圧接は、金属等の母材に圧力をかけて接合する固相接合方法です。母材を溶融させて接合する「融接」(アーク溶接、レーザー溶接、電子ビーム溶接等)と比べると、熱による影響が少なく、母材の特性を維持しやすい点等が利点として上げられます。
ただし、圧接にはいくつか種類があり、それぞれ異なる原理を持つため、「圧接とは何なのか、より詳しく知りたい」といった方も多いのではないでしょうか。
そこで本記事では、圧接とは何か、代表的な施工法やそのメリット・デメリットなどについて解説します。溶接との違いにも触れるので、ぜひ参考にしてみてください。
なお、圧接の種類や工法、メカニズムは多岐に渡ります。本記事では、技術や業界に関する一般的な傾向や考え方をご紹介しています。特定の学術的理論や個別の生産現場に基づいた内容ではなく、あくまで参考情報としてご覧いただければ幸いです。
圧接とは
圧接とは、金属などの母材を加圧することで接合面を原子レベルで密着させ、接合する固相接合法の一種です。溶接のように母材を完全に溶融させることなく、加熱と圧力、あるいは摩擦や爆発などのエネルギーによって、材料の境界面を接合します。
圧接においては、母材の接合面に酸化被膜などの不純物があると接合強度に悪影響を及ぼすため、接合面を十分に清浄化する工程が必要です。接合は、材料の塑性変形を活用して接触部に十分な接合圧をかけ、表面の酸化物や異物を排除しつつ、接合を促進します。
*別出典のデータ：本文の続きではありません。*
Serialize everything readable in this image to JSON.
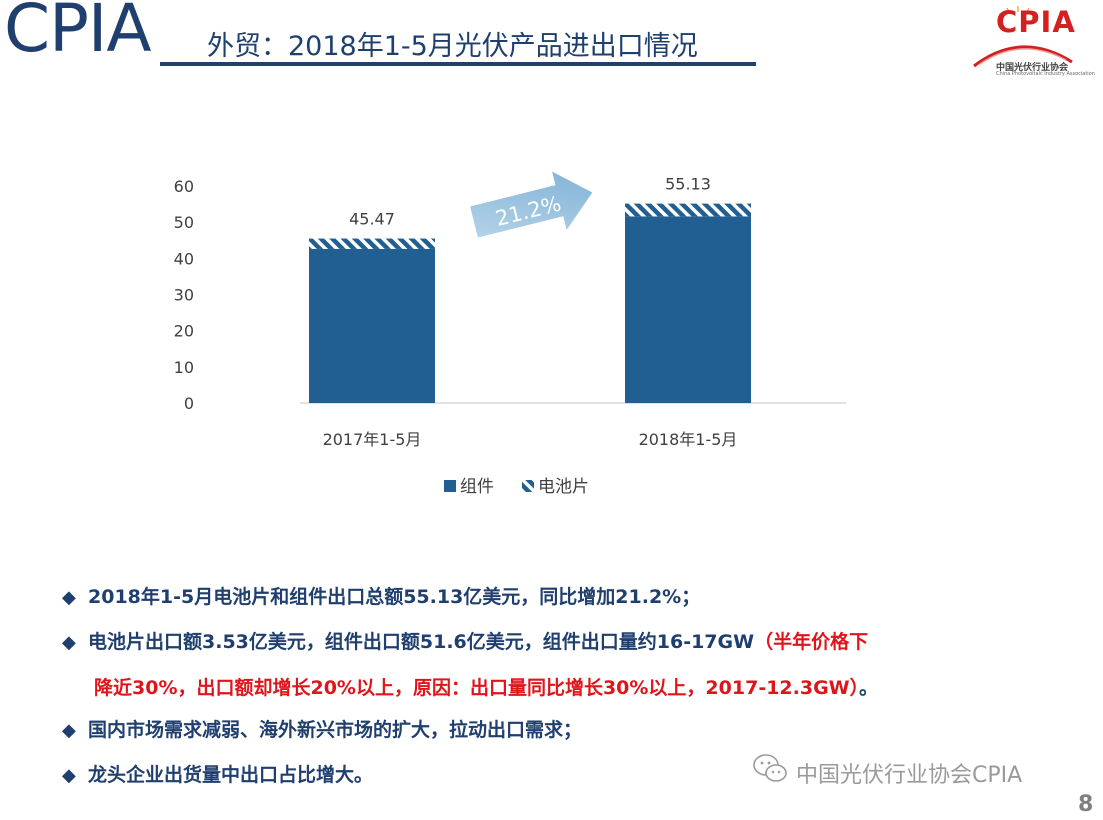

このような圧接技術は、鉄筋・パイプ・導線・クラッド鋼などの接合に広く使用されています。
圧接と融接の違いは?
圧接と融接は、いずれも金属を接合する方法ですが、プロセスにおける大きな違いがあります。最大の違いは「母材を溶かすかどうか」です。
融接では、母材そのもの、あるいは接合補助材(溶加材/棒)を高温で溶かして、接合部を一体化させます。アーク溶接やガス溶接、レーザー溶接などがその代表例です。一方、圧接では、材料を溶かすことなく、加圧や熱処理、あるいは摩擦や爆発などのエネルギーを用いて金属を密着させて接合します。
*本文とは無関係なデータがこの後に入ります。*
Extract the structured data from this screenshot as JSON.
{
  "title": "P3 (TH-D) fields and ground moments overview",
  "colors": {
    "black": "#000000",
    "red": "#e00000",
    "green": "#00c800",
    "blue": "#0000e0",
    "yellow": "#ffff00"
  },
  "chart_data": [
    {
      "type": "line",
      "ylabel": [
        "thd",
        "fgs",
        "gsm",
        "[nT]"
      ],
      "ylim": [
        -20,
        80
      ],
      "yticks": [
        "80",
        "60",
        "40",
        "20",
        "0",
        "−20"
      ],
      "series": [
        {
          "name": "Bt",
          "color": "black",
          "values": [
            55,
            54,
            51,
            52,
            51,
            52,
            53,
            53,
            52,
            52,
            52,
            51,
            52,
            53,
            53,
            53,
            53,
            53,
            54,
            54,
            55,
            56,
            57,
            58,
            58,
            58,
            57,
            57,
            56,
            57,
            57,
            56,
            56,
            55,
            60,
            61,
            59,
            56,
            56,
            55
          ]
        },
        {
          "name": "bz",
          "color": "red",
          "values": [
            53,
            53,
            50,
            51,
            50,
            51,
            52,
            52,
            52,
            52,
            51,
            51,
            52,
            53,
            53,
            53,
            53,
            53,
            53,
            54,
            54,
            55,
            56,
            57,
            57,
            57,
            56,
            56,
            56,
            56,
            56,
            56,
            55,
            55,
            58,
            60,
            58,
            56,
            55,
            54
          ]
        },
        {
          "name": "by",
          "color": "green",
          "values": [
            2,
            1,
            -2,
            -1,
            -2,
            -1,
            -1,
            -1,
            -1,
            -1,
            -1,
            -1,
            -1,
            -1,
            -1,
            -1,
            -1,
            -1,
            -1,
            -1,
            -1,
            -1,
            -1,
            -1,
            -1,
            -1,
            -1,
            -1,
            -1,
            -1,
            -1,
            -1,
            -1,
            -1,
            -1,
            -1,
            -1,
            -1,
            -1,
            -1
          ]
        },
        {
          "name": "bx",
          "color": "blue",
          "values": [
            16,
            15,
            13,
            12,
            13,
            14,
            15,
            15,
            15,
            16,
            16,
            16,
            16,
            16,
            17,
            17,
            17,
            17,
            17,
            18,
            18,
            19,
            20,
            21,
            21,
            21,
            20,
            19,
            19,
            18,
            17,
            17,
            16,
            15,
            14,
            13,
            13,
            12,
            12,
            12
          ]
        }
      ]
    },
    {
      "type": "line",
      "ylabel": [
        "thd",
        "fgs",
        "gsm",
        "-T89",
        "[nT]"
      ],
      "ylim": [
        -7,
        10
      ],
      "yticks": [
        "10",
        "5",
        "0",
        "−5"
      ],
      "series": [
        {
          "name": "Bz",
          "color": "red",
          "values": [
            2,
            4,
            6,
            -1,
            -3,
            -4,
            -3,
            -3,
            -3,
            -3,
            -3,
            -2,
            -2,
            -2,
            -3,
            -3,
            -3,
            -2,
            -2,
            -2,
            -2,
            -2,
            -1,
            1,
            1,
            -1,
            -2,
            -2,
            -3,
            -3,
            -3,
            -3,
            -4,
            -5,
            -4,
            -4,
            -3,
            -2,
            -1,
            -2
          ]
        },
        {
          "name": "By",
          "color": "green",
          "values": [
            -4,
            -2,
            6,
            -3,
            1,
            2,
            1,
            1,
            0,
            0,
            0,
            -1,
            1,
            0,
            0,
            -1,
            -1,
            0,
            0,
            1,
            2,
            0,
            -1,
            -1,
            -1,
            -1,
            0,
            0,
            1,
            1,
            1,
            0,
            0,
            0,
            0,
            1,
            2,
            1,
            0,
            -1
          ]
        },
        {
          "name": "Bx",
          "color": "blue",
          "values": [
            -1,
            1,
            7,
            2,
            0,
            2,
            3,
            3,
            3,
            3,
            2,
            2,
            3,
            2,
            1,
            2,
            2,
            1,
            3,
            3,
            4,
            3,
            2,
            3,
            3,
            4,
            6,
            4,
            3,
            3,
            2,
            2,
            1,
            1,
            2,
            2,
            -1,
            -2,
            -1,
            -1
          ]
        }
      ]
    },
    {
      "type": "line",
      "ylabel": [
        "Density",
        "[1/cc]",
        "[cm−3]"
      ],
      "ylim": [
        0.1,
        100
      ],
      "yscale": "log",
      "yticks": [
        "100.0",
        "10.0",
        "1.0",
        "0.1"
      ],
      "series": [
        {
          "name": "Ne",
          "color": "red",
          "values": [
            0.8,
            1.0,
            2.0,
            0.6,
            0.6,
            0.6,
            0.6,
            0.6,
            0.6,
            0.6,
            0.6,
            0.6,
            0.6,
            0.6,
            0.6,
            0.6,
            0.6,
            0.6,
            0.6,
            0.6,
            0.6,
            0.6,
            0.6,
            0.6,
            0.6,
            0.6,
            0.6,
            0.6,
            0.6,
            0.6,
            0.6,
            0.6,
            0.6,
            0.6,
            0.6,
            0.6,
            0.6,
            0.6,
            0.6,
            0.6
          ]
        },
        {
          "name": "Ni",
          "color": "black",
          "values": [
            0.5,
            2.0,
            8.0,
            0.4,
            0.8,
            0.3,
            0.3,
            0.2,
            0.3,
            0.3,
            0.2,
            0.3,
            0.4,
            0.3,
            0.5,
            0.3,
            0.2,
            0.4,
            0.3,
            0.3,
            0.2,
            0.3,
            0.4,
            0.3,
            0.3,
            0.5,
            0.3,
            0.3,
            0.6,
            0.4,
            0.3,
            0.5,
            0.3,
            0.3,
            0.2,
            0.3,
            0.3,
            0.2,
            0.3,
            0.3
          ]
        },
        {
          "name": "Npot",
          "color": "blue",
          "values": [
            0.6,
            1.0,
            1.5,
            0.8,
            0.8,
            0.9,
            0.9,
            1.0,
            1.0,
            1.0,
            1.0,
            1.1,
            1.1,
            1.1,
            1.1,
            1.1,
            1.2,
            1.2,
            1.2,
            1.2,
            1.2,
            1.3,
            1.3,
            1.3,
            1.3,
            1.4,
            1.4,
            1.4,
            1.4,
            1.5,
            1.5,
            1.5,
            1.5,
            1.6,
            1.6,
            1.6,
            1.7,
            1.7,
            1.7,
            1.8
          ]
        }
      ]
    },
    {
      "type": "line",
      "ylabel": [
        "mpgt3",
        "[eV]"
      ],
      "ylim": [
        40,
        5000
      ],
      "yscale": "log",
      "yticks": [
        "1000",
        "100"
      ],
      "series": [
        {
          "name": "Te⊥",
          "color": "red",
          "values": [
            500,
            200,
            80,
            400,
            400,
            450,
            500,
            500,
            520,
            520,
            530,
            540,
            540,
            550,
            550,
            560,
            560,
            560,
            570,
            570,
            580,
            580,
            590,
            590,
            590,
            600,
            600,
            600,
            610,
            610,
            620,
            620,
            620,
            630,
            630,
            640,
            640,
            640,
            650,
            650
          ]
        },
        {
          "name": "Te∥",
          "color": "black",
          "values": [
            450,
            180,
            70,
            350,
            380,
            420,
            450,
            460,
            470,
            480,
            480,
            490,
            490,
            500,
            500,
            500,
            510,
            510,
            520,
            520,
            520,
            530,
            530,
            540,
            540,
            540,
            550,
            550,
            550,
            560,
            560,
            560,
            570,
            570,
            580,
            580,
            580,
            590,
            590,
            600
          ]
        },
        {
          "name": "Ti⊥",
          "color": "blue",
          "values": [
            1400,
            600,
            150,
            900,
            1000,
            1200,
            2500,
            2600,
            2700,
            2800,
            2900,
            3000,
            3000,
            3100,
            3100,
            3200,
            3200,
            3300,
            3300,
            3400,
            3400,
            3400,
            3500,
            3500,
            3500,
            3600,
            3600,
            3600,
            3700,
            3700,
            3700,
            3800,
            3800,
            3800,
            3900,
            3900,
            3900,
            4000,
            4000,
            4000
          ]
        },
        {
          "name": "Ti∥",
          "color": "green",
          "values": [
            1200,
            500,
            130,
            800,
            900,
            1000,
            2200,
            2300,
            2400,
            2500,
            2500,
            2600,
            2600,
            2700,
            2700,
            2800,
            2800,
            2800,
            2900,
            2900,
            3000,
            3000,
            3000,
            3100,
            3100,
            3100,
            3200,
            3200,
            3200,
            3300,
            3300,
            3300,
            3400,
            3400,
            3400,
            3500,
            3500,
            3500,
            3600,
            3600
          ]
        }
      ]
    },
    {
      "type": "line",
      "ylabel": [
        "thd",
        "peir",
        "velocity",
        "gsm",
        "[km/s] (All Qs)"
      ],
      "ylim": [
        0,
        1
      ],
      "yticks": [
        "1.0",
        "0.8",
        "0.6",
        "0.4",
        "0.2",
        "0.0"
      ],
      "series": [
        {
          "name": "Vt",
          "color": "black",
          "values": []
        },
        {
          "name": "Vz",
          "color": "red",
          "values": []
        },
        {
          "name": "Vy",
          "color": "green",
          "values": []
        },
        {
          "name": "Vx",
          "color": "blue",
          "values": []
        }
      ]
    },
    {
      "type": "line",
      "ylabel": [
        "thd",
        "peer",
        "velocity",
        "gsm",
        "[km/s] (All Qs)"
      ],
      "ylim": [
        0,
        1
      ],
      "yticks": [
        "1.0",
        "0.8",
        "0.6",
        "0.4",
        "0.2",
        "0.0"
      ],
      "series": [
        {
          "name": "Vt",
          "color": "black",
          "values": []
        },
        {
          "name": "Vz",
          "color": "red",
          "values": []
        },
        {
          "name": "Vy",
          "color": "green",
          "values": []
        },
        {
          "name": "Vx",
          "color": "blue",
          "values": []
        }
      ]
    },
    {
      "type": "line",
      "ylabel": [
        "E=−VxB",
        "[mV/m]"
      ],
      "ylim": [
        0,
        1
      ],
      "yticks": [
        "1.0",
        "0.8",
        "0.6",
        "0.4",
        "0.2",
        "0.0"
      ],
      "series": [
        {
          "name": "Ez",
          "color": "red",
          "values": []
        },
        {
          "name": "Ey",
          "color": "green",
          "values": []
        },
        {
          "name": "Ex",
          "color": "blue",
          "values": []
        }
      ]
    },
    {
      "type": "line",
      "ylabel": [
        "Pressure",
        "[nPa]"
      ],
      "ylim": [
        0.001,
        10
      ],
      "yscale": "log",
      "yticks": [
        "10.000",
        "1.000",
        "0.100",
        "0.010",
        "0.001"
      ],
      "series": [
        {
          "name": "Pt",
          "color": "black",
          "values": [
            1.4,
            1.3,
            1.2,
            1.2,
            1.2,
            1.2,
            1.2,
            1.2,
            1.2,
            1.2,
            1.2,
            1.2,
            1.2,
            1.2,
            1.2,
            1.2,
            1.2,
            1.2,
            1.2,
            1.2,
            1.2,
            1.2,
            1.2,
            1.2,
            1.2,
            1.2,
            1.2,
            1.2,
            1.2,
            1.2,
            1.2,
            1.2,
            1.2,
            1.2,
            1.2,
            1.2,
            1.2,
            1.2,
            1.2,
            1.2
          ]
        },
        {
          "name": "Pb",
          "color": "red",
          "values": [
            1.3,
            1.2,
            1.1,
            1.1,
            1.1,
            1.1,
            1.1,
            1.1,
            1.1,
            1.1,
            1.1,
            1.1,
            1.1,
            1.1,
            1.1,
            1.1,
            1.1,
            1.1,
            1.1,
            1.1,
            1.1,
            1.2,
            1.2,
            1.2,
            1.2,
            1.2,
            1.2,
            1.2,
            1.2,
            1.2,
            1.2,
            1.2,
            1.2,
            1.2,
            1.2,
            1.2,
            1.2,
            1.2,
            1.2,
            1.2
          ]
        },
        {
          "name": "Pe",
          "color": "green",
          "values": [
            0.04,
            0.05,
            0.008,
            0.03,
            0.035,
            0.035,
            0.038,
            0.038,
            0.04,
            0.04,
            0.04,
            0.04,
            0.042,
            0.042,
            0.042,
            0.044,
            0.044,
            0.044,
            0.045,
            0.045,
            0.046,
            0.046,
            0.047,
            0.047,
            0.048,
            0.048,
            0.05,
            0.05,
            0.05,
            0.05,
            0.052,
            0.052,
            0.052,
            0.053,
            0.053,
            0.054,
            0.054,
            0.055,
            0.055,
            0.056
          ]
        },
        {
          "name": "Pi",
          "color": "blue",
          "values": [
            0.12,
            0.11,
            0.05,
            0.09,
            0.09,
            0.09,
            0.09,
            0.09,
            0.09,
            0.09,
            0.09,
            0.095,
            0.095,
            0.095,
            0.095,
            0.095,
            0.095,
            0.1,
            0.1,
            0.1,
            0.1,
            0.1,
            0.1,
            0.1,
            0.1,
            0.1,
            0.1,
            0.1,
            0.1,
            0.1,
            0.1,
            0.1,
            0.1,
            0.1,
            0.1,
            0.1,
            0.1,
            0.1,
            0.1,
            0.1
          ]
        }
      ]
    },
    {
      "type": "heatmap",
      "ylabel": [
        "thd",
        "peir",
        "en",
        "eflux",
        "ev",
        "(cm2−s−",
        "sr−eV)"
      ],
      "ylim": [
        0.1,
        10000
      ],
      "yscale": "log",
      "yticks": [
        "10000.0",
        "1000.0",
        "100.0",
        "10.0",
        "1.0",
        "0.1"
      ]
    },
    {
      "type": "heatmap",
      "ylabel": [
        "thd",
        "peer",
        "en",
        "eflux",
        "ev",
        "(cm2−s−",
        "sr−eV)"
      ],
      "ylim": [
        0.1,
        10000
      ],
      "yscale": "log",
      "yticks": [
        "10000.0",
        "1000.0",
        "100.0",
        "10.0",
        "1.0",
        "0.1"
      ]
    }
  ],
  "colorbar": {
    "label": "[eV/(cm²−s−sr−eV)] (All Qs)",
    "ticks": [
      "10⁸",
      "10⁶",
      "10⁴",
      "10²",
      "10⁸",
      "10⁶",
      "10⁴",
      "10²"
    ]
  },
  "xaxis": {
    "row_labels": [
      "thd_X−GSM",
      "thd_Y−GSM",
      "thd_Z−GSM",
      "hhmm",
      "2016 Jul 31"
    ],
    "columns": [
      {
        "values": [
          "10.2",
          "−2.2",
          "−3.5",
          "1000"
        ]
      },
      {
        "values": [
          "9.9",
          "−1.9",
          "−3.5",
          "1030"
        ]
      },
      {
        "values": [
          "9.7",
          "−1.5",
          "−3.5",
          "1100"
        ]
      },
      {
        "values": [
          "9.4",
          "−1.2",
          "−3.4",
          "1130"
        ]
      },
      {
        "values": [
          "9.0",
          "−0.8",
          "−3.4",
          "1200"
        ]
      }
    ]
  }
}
もう一つの違いは、熱による影響の大きさです。溶接では高温で母材の一部を溶かすため、熱による変形や局所的な強度低下のリスクがあります。一方、圧接ではそれが比較的少なく、接合部の物性を維持しやすいのが利点です。
圧接の種類
ここでは代表的な圧接の方法として、以下の5種類の方法について解説します。
ガス圧接
ガス圧接は、酸素とアセチレンなどの可燃性ガスを用いて接合部を赤熱状態に加熱し、その後すばやく圧力をかけて接合する方法です。鉄筋やパイプの接合で広く用いられています。
ガス圧接は、数ある圧接のなかでも比較的単純な装置で行えるため、工事現場や土木建築分野で多用されている方法の1つです。加熱後すぐに圧力をかけることで、材料同士の表面が塑性変形し、酸化被膜などが押し出され、金属の結晶構造が連続して接合されます。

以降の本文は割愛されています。